Le but de la justice dans son sens plénier est de guérir les blessures, de reconstruire des liens. Sans minimiser aucunement les blessures des victimes, on peut se demander dans quelle mesure l’auteur de l’abus est lui aussi un être blessé, consciemment ou inconsciemment, par la honte, la conscience du mal commis et la culpabilité. On peut ici voir une analogie avec les violences conjugales. Si on ne chemine pas avec l’auteur des violences, il sera très difficile de les prévenir.
Un des enjeux pour l’Église est aussi celui de la communication.

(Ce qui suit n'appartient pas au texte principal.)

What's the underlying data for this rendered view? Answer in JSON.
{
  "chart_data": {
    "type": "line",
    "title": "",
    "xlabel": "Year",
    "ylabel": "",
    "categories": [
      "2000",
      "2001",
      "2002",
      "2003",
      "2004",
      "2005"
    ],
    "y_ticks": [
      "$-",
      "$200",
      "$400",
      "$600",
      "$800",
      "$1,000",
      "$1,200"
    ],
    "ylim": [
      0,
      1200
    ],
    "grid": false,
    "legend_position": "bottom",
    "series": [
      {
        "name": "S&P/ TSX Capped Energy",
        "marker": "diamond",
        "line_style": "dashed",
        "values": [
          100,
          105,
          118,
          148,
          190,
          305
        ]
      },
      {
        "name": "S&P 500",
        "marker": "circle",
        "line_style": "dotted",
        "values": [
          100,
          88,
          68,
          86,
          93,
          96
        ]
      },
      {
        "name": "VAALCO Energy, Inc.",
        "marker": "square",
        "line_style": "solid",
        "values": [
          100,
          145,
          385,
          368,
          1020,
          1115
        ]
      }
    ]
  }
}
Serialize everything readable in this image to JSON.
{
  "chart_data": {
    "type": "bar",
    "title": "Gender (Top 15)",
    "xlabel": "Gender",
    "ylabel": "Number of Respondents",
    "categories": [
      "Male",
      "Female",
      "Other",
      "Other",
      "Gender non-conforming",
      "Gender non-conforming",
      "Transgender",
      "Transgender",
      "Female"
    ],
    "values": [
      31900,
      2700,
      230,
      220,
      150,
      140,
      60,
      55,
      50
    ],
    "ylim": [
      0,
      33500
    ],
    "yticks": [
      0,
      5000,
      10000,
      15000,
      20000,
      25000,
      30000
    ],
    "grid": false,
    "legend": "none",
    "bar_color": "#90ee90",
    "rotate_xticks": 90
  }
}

CA: C’est très délicat. Lorsqu’un prêtre est écarté parce qu’une enquête canonique a été ouverte contre lui, on ne peut pas dire à sa communauté qu’il est malade ou en vacances. En outre il faut respecter la présomption d’innocence. Il faut aussi se souvenir qu’un auteur d’abus peut par ailleurs être très apprécié de sa communauté. S’il jouit d’une personnalité charismatique, la tendance est à le mettre sur un piédestal et d’avoir des membres de sa communauté qui prennent sa défense. Ce qui le poussera certainement à ne jamais admettre qu’il s’est trompé et qu’il a dévié.
TC: Ne rien dire est déjà dire quelque chose. Communiquer ne signifie pas lancer une information dans l’espace public. On a besoin d’une parole et de paroles qui circulent dans l’attention à ce qui est provoqué chez l’autre. C’est une recherche subtile pour sortir d’une fausse naïveté où on aurait le choix entre dire et ne pas dire.
Pourrait-on, devrait-on imaginer des rituels de repentance?
TC: Un rituel est certainement utile, mais il ne clôt pas l’histoire. Pour parler autrement, un coup de goupillon ne suffit pas, il faut qu’il réponde à une demande. Je resterais prudent. Le risque est grand de faire une belle cérémonie et de se dire que ›maintenant tout est en ordre’. Il faudrait plutôt parler de chemin ritualisé.
CA: Cela n’a rien de magique. Il faut savoir ce que l’on attend. Quels sont les besoins de la victime, de la communauté, le cas échéant de l’auteur de l’abus? Mais trop de silence est préjudiciable à la communauté qui est une victime collatérale de l’abus. Je tiens à préciser que le vrai pardon est aussi une grâce accordée par Dieu, nous ne pouvons que favoriser la grâce et ne pas l’empêcher de toucher la personne.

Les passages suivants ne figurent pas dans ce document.